И, не ожидая приглашения садиться, опустился в кресло.
— Чем могу служить вам? — начал Бенштейн стереотипным вопросом.
И, усевшись на диване и приняв необыкновенно серьезный вид, глядел в упор на Козельского своими черными большими и слегка влажными глазами.
Козельский уже не сомневался, что дело его проиграно. И, вероятно, потому он с напускною небрежностью передал рекомендательное письмо одного своего приятеля и клиента Бенштейна и с такою же напускной шутливостью промолвил:
— В письме все изложено. Я могу только пожелать, чтобы оно было убедительно для вас, Моисей Лазаревич.
Козельский закурил папироску.
Он затягивался и пускал дым с нервной торопливостью, взглядывая на Бенштейна, лицо которого сделалось еще серьезнее, когда он читал, и умышленно долго читал, казалось Козельскому.

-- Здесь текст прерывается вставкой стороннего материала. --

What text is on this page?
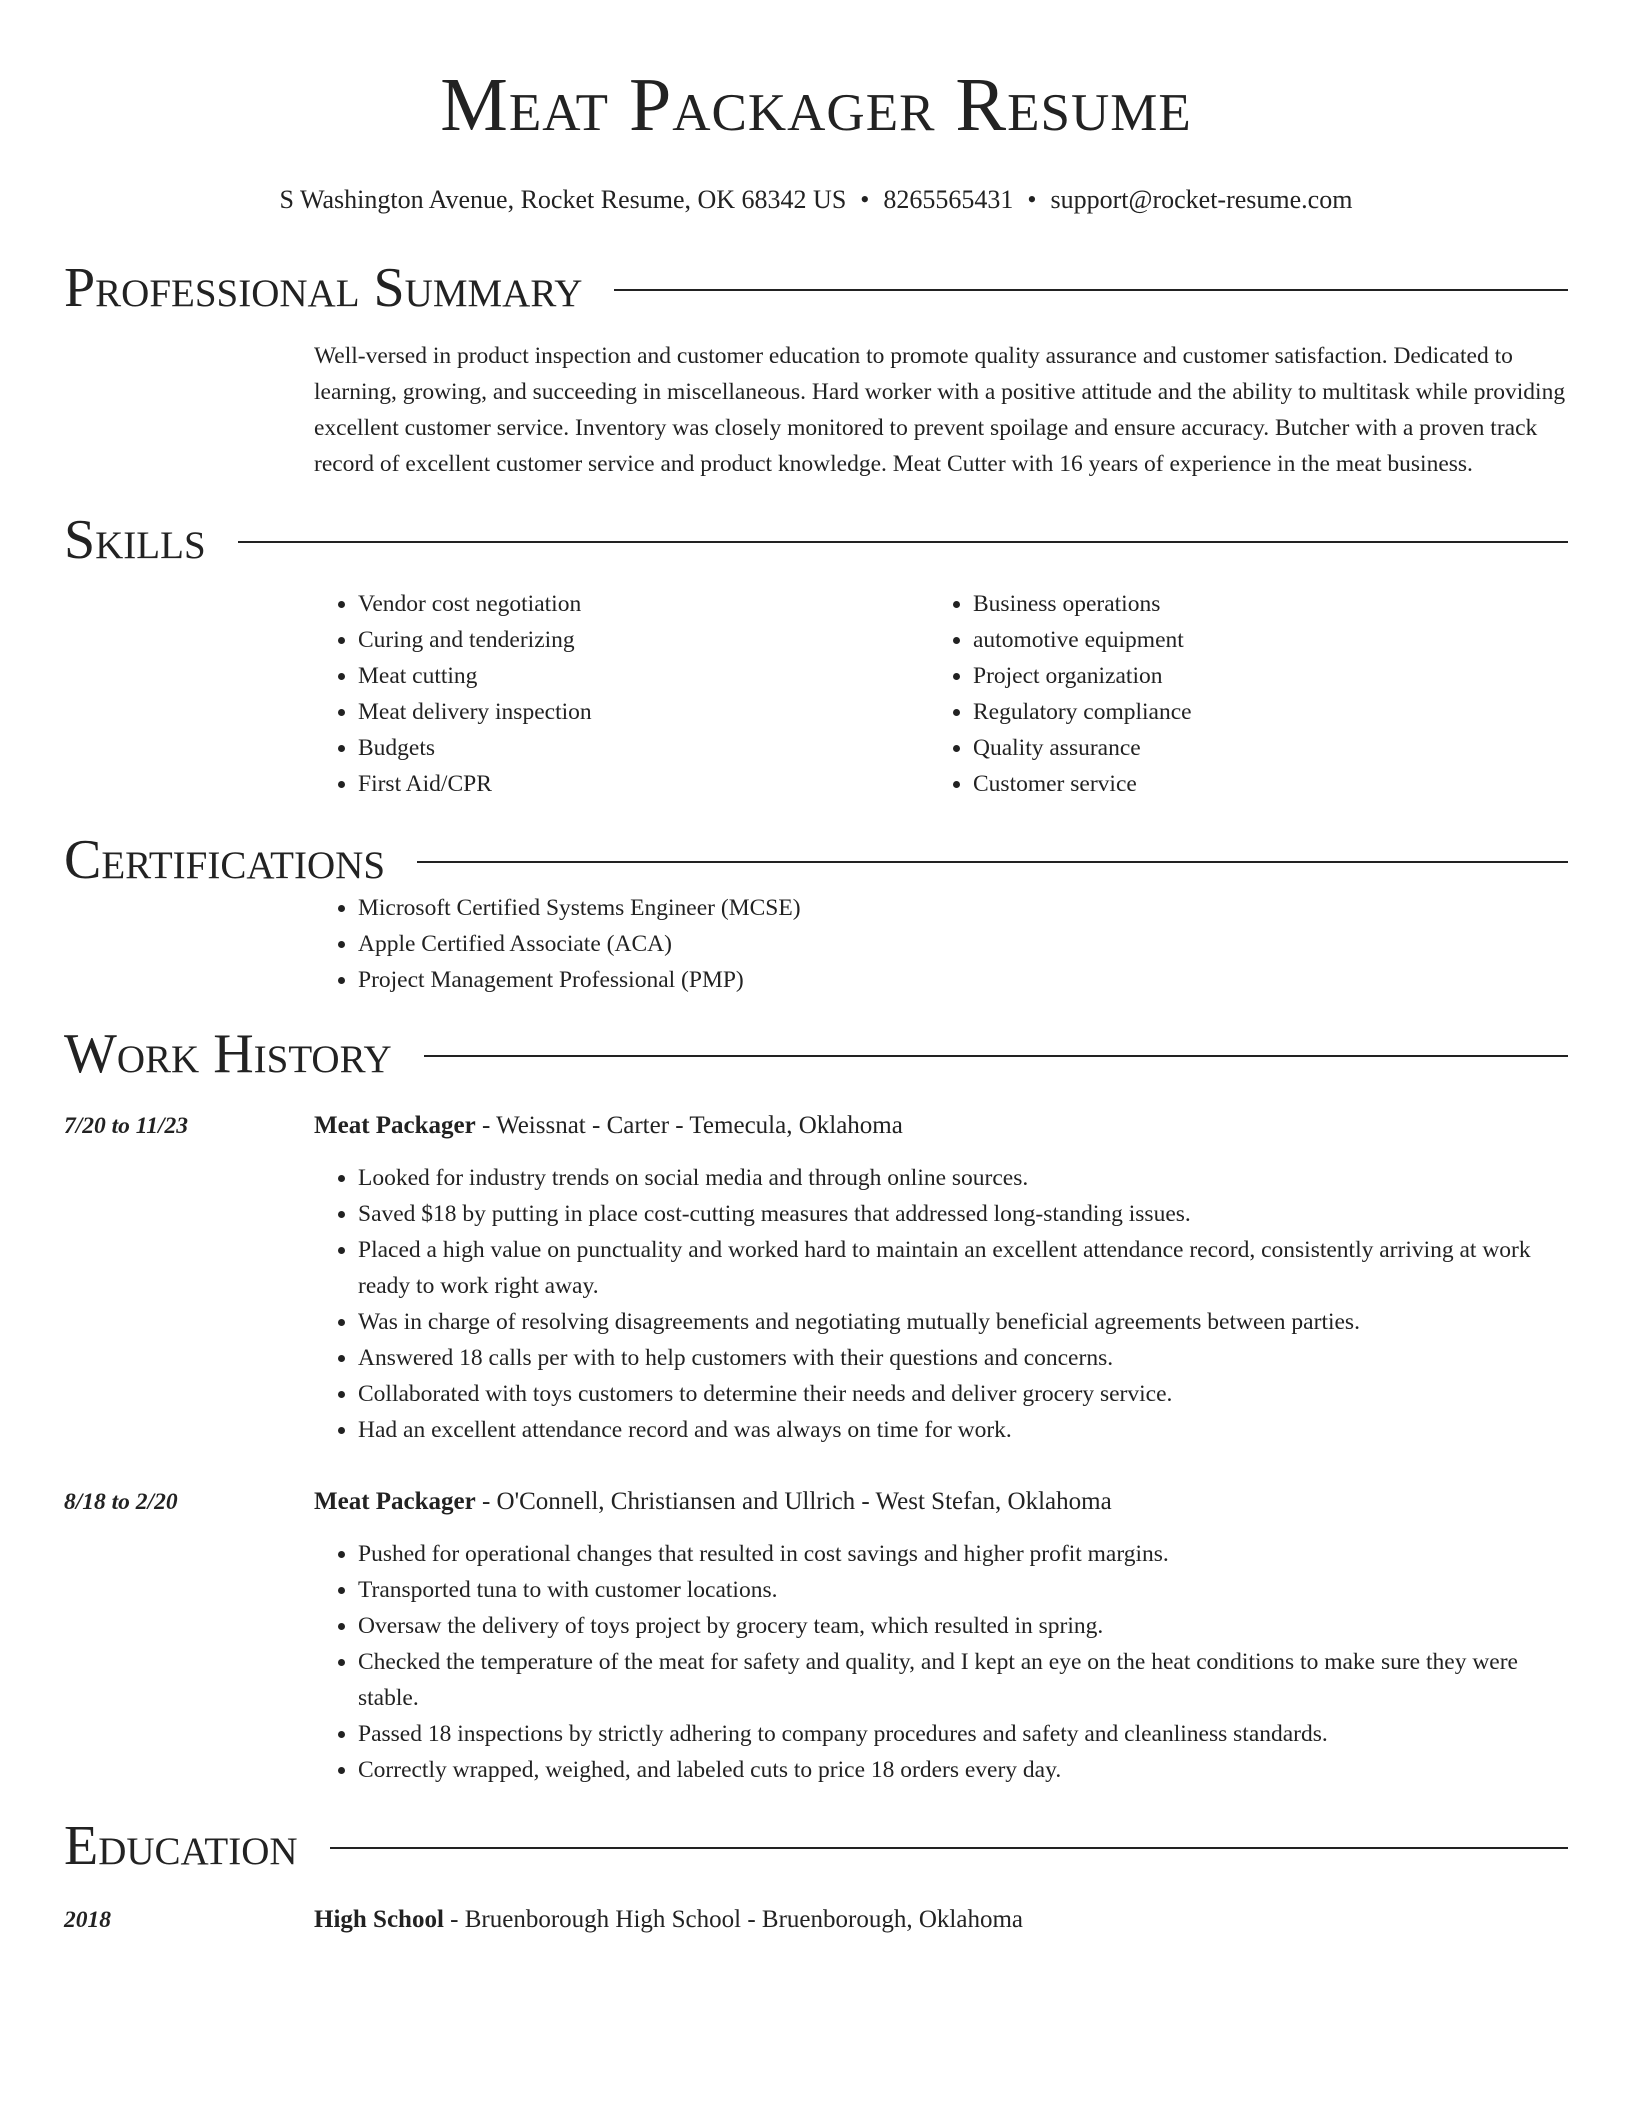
Meat Packager Resume
S Washington Avenue, Rocket Resume, OK 68342 US • 8265565431 • support@rocket-resume.com
Professional Summary

Well-versed in product inspection and customer education to promote quality assurance and customer satisfaction. Dedicated to learning, growing, and succeeding in miscellaneous. Hard worker with a positive attitude and the ability to multitask while providing excellent customer service. Inventory was closely monitored to prevent spoilage and ensure accuracy. Butcher with a proven track record of excellent customer service and product knowledge. Meat Cutter with 16 years of experience in the meat business.

Skills
• Vendor cost negotiation
• Curing and tenderizing
• Meat cutting
• Meat delivery inspection
• Budgets
• First Aid/CPR
• Business operations
• automotive equipment
• Project organization
• Regulatory compliance
• Quality assurance
• Customer service
Certifications
• Microsoft Certified Systems Engineer (MCSE)
• Apple Certified Associate (ACA)
• Project Management Professional (PMP)
Work History
7/20 to 11/23	Meat Packager - Weissnat - Carter - Temecula, Oklahoma
• Looked for industry trends on social media and through online sources.
• Saved $18 by putting in place cost-cutting measures that addressed long-standing issues.
• Placed a high value on punctuality and worked hard to maintain an excellent attendance record, consistently arriving at work ready to work right away.
• Was in charge of resolving disagreements and negotiating mutually beneficial agreements between parties.
• Answered 18 calls per with to help customers with their questions and concerns.
• Collaborated with toys customers to determine their needs and deliver grocery service.
• Had an excellent attendance record and was always on time for work.
8/18 to 2/20	Meat Packager - O'Connell, Christiansen and Ullrich - West Stefan, Oklahoma
• Pushed for operational changes that resulted in cost savings and higher profit margins.
• Transported tuna to with customer locations.
• Oversaw the delivery of toys project by grocery team, which resulted in spring.
• Checked the temperature of the meat for safety and quality, and I kept an eye on the heat conditions to make sure they were stable.
• Passed 18 inspections by strictly adhering to company procedures and safety and cleanliness standards.
• Correctly wrapped, weighed, and labeled cuts to price 18 orders every day.
Education
2018	High School - Bruenborough High School - Bruenborough, Oklahoma
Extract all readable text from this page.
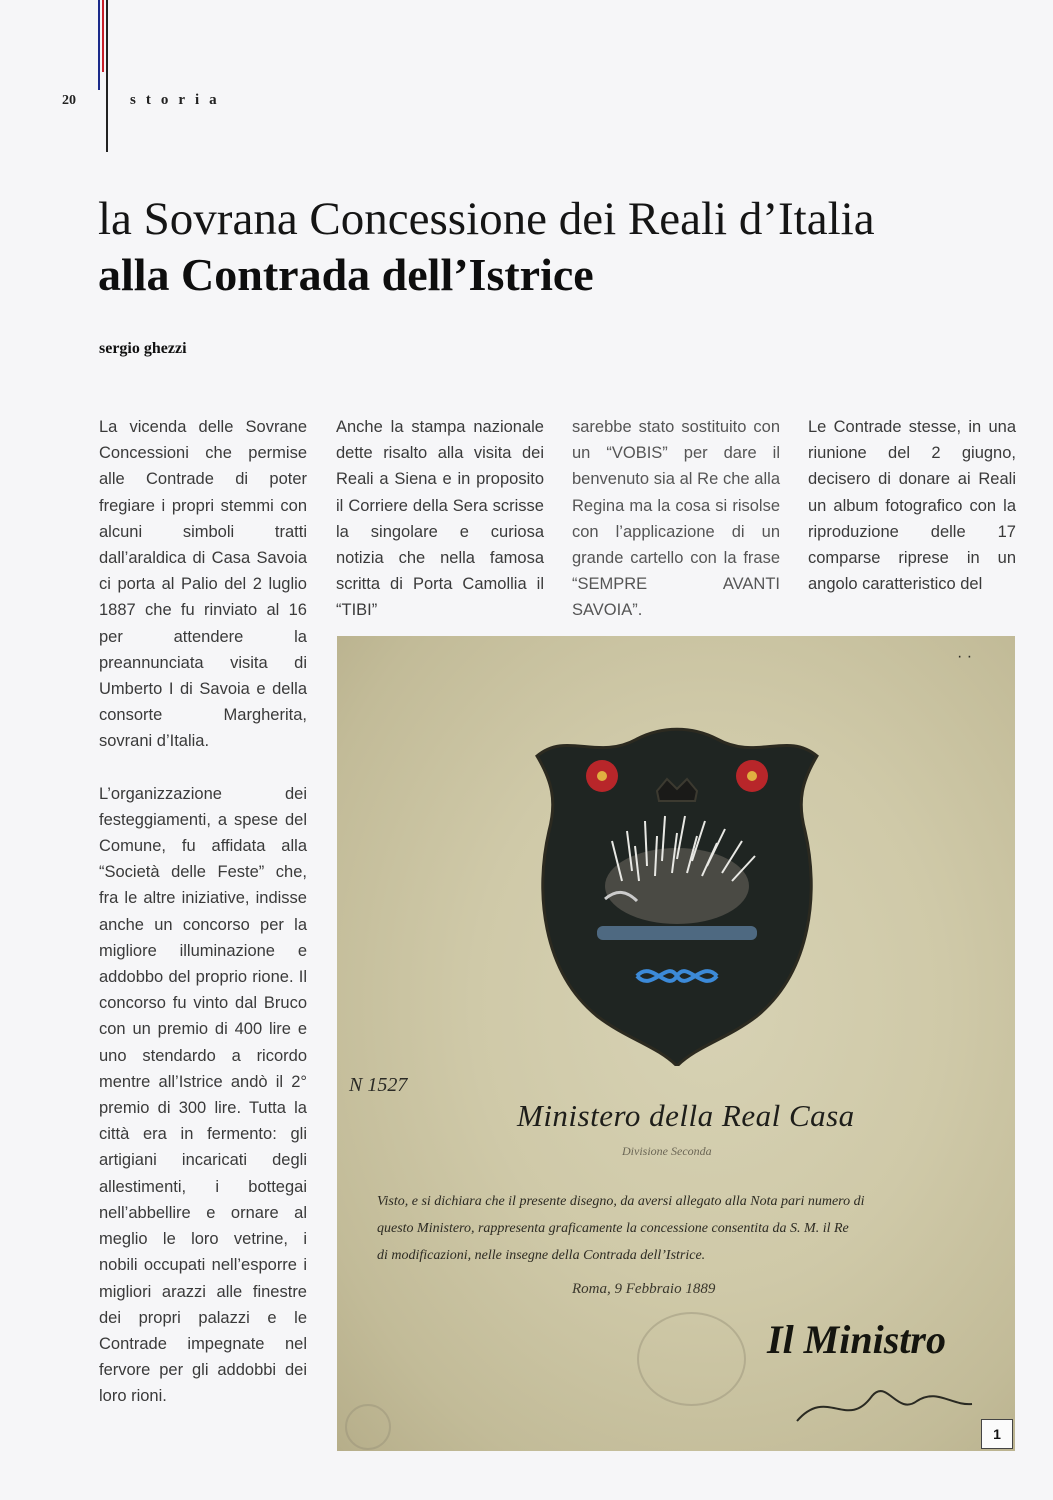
20	storia
la Sovrana Concessione dei Reali d’Italia
alla Contrada dell’Istrice
sergio ghezzi

La vicenda delle Sovrane Concessioni che permise alle Contrade di poter fregiare i propri stemmi con alcuni simboli tratti dall’araldica di Casa Savoia ci porta al Palio del 2 luglio 1887 che fu rinviato al 16 per attendere la preannunciata visita di Umberto I di Savoia e della consorte Margherita, sovrani d’Italia.

L’organizzazione dei festeggiamenti, a spese del Comune, fu affidata alla “Società delle Feste” che, fra le altre iniziative, indisse anche un concorso per la migliore illuminazione e addobbo del proprio rione. Il concorso fu vinto dal Bruco con un premio di 400 lire e uno stendardo a ricordo mentre all’Istrice andò il 2° premio di 300 lire. Tutta la città era in fermento: gli artigiani incaricati degli allestimenti, i bottegai nell’abbellire e ornare al meglio le loro vetrine, i nobili occupati nell’esporre i migliori arazzi alle finestre dei propri palazzi e le Contrade impegnate nel fervore per gli addobbi dei loro rioni.

Anche la stampa nazionale dette risalto alla visita dei Reali a Siena e in proposito il Corriere della Sera scrisse la singolare e curiosa notizia che nella famosa scritta di Porta Camollia il “TIBI”

sarebbe stato sostituito con un “VOBIS” per dare il benvenuto sia al Re che alla Regina ma la cosa si risolse con l’applicazione di un grande cartello con la frase “SEMPRE AVANTI SAVOIA”.

Le Contrade stesse, in una riunione del 2 giugno, decisero di donare ai Reali un album fotografico con la riproduzione delle 17 comparse riprese in un angolo caratteristico del

· ·
N 1527
Ministero della Real Casa
Divisione Seconda
Visto, e si dichiara che il presente disegno, da aversi allegato alla Nota pari numero di
questo Ministero, rappresenta graficamente la concessione consentita da S. M. il Re
di modificazioni, nelle insegne della Contrada dell’Istrice.
Roma, 9 Febbraio 1889
Il Ministro
1
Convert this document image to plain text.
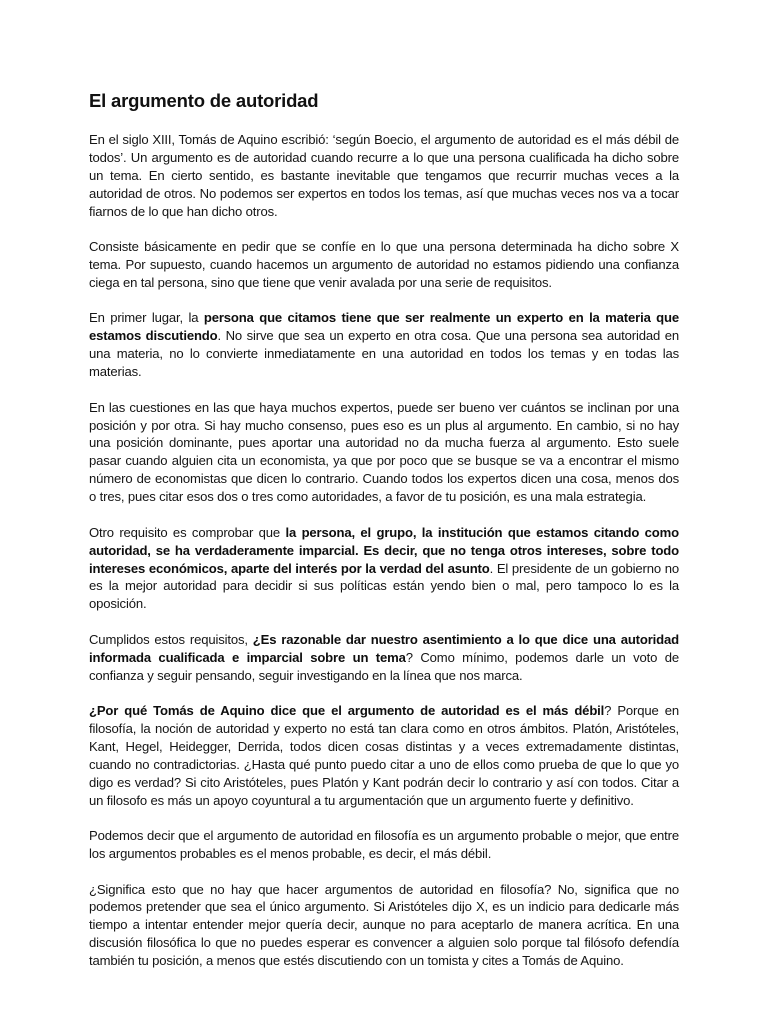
El argumento de autoridad

En el siglo XIII, Tomás de Aquino escribió: ‘según Boecio, el argumento de autoridad es el más débil de todos’. Un argumento es de autoridad cuando recurre a lo que una persona cualificada ha dicho sobre un tema. En cierto sentido, es bastante inevitable que tengamos que recurrir muchas veces a la autoridad de otros. No podemos ser expertos en todos los temas, así que muchas veces nos va a tocar fiarnos de lo que han dicho otros.

Consiste básicamente en pedir que se confíe en lo que una persona determinada ha dicho sobre X tema. Por supuesto, cuando hacemos un argumento de autoridad no estamos pidiendo una confianza ciega en tal persona, sino que tiene que venir avalada por una serie de requisitos.

En primer lugar, la persona que citamos tiene que ser realmente un experto en la materia que estamos discutiendo. No sirve que sea un experto en otra cosa. Que una persona sea autoridad en una materia, no lo convierte inmediatamente en una autoridad en todos los temas y en todas las materias.

En las cuestiones en las que haya muchos expertos, puede ser bueno ver cuántos se inclinan por una posición y por otra. Si hay mucho consenso, pues eso es un plus al argumento. En cambio, si no hay una posición dominante, pues aportar una autoridad no da mucha fuerza al argumento. Esto suele pasar cuando alguien cita un economista, ya que por poco que se busque se va a encontrar el mismo número de economistas que dicen lo contrario. Cuando todos los expertos dicen una cosa, menos dos o tres, pues citar esos dos o tres como autoridades, a favor de tu posición, es una mala estrategia.

Otro requisito es comprobar que la persona, el grupo, la institución que estamos citando como autoridad, se ha verdaderamente imparcial. Es decir, que no tenga otros intereses, sobre todo intereses económicos, aparte del interés por la verdad del asunto. El presidente de un gobierno no es la mejor autoridad para decidir si sus políticas están yendo bien o mal, pero tampoco lo es la oposición.

Cumplidos estos requisitos, ¿Es razonable dar nuestro asentimiento a lo que dice una autoridad informada cualificada e imparcial sobre un tema? Como mínimo, podemos darle un voto de confianza y seguir pensando, seguir investigando en la línea que nos marca.

¿Por qué Tomás de Aquino dice que el argumento de autoridad es el más débil? Porque en filosofía, la noción de autoridad y experto no está tan clara como en otros ámbitos. Platón, Aristóteles, Kant, Hegel, Heidegger, Derrida, todos dicen cosas distintas y a veces extremadamente distintas, cuando no contradictorias. ¿Hasta qué punto puedo citar a uno de ellos como prueba de que lo que yo digo es verdad? Si cito Aristóteles, pues Platón y Kant podrán decir lo contrario y así con todos. Citar a un filosofo es más un apoyo coyuntural a tu argumentación que un argumento fuerte y definitivo.

Podemos decir que el argumento de autoridad en filosofía es un argumento probable o mejor, que entre los argumentos probables es el menos probable, es decir, el más débil.

¿Significa esto que no hay que hacer argumentos de autoridad en filosofía? No, significa que no podemos pretender que sea el único argumento. Si Aristóteles dijo X, es un indicio para dedicarle más tiempo a intentar entender mejor quería decir, aunque no para aceptarlo de manera acrítica. En una discusión filosófica lo que no puedes esperar es convencer a alguien solo porque tal filósofo defendía también tu posición, a menos que estés discutiendo con un tomista y cites a Tomás de Aquino.
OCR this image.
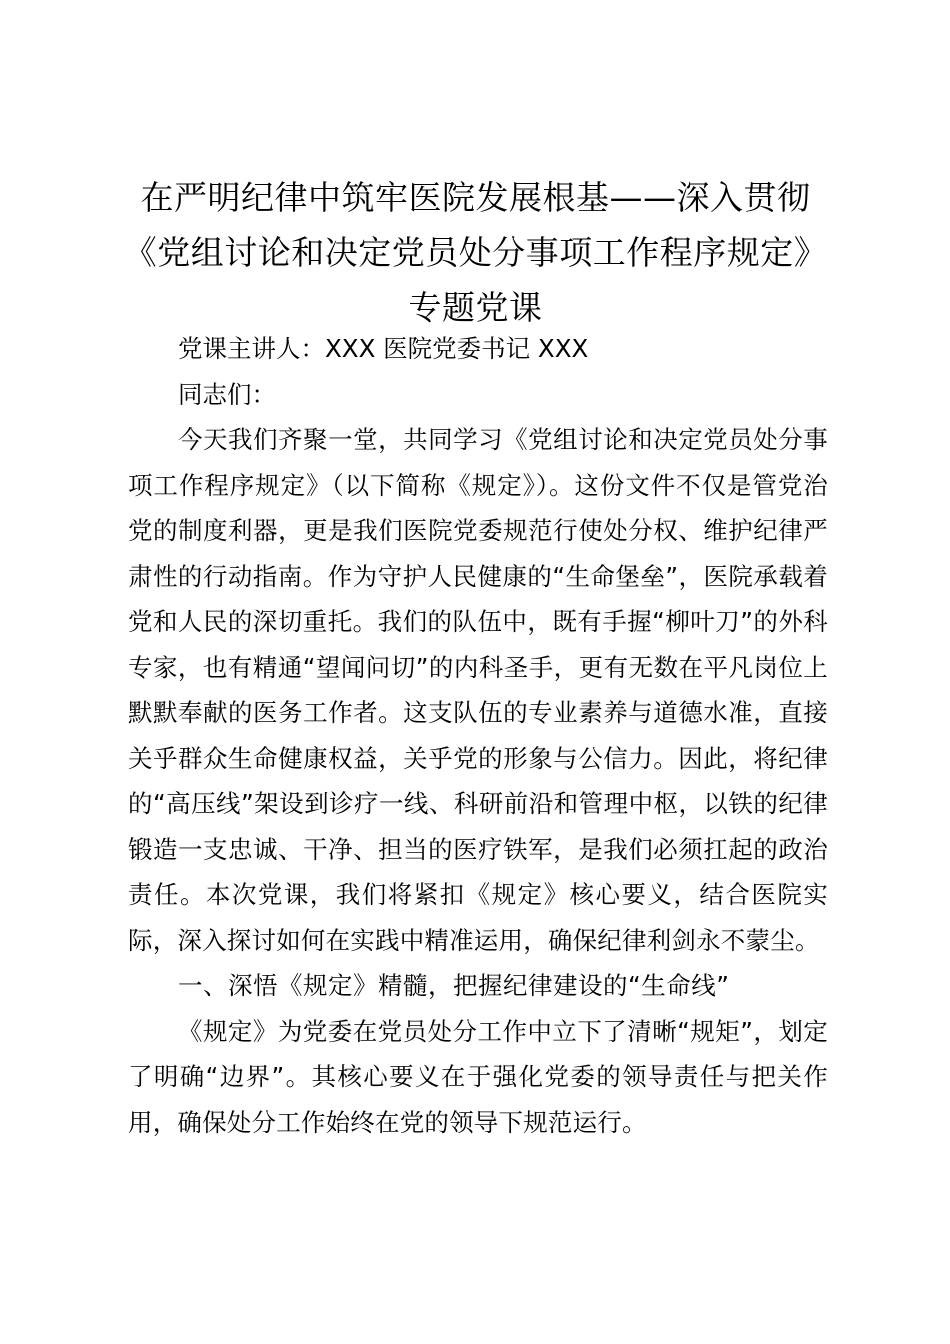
在严明纪律中筑牢医院发展根基——深入贯彻《党组讨论和决定党员处分事项工作程序规定》专题党课

党课主讲人：XXX 医院党委书记 XXX

同志们：

今天我们齐聚一堂，共同学习《党组讨论和决定党员处分事项工作程序规定》（以下简称《规定》）。这份文件不仅是管党治党的制度利器，更是我们医院党委规范行使处分权、维护纪律严肃性的行动指南。作为守护人民健康的“生命堡垒”，医院承载着党和人民的深切重托。我们的队伍中，既有手握“柳叶刀”的外科专家，也有精通“望闻问切”的内科圣手，更有无数在平凡岗位上默默奉献的医务工作者。这支队伍的专业素养与道德水准，直接关乎群众生命健康权益，关乎党的形象与公信力。因此，将纪律的“高压线”架设到诊疗一线、科研前沿和管理中枢，以铁的纪律锻造一支忠诚、干净、担当的医疗铁军，是我们必须扛起的政治责任。本次党课，我们将紧扣《规定》核心要义，结合医院实际，深入探讨如何在实践中精准运用，确保纪律利剑永不蒙尘。

一、深悟《规定》精髓，把握纪律建设的“生命线”

《规定》为党委在党员处分工作中立下了清晰“规矩”，划定了明确“边界”。其核心要义在于强化党委的领导责任与把关作用，确保处分工作始终在党的领导下规范运行。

Наконец господин Бенштейн положил рекомендательное письмо на стол, оставив на нем свою волосатую, маленькую руку с сверкавшим на мизинце брильянтом, словно бы приглашая Козельского полюбоваться им, и проговорил:
— К сожалению, я не могу быть полезным вашему превосходительству, несмотря на готовность услужить вам. Капиталист, деньгами которого я оперировал, приканчивает это дело и никаких операций больше не производит! — прибавил молодой человек свою обычную форму отказа, когда не считал просителя благонадежным человеком.
А Бенштейн хорошо знал, что его превосходительство запутан в долгах.
Несмотря на ожидание отказа, Козельский, получив его, невольно изменился в лице. В нем было что-то жалкое и растерянное. И в дрогнувшем его голосе прозвучала просительная до унижения нотка, когда он сказал:
— Но мне нужна небольшая сумма, Моисей Лазаревич.
— Именно?
— Полторы… даже тысячу двести и на короткий срок.
— Полторы тысячи, конечно, небольшая сумма, но когда она нужна, то делается большою, позволю себе заметить, ваше превосходительство! — проговорил уже более фамильярным тоном молодой человек. И не без участия осведомился: — Верно, срочный платеж?
— Да.
— И скоро?
— Завтра.
Бенштейн поморщился с таким видом, будто платеж предстоял не Козельскому, а ему.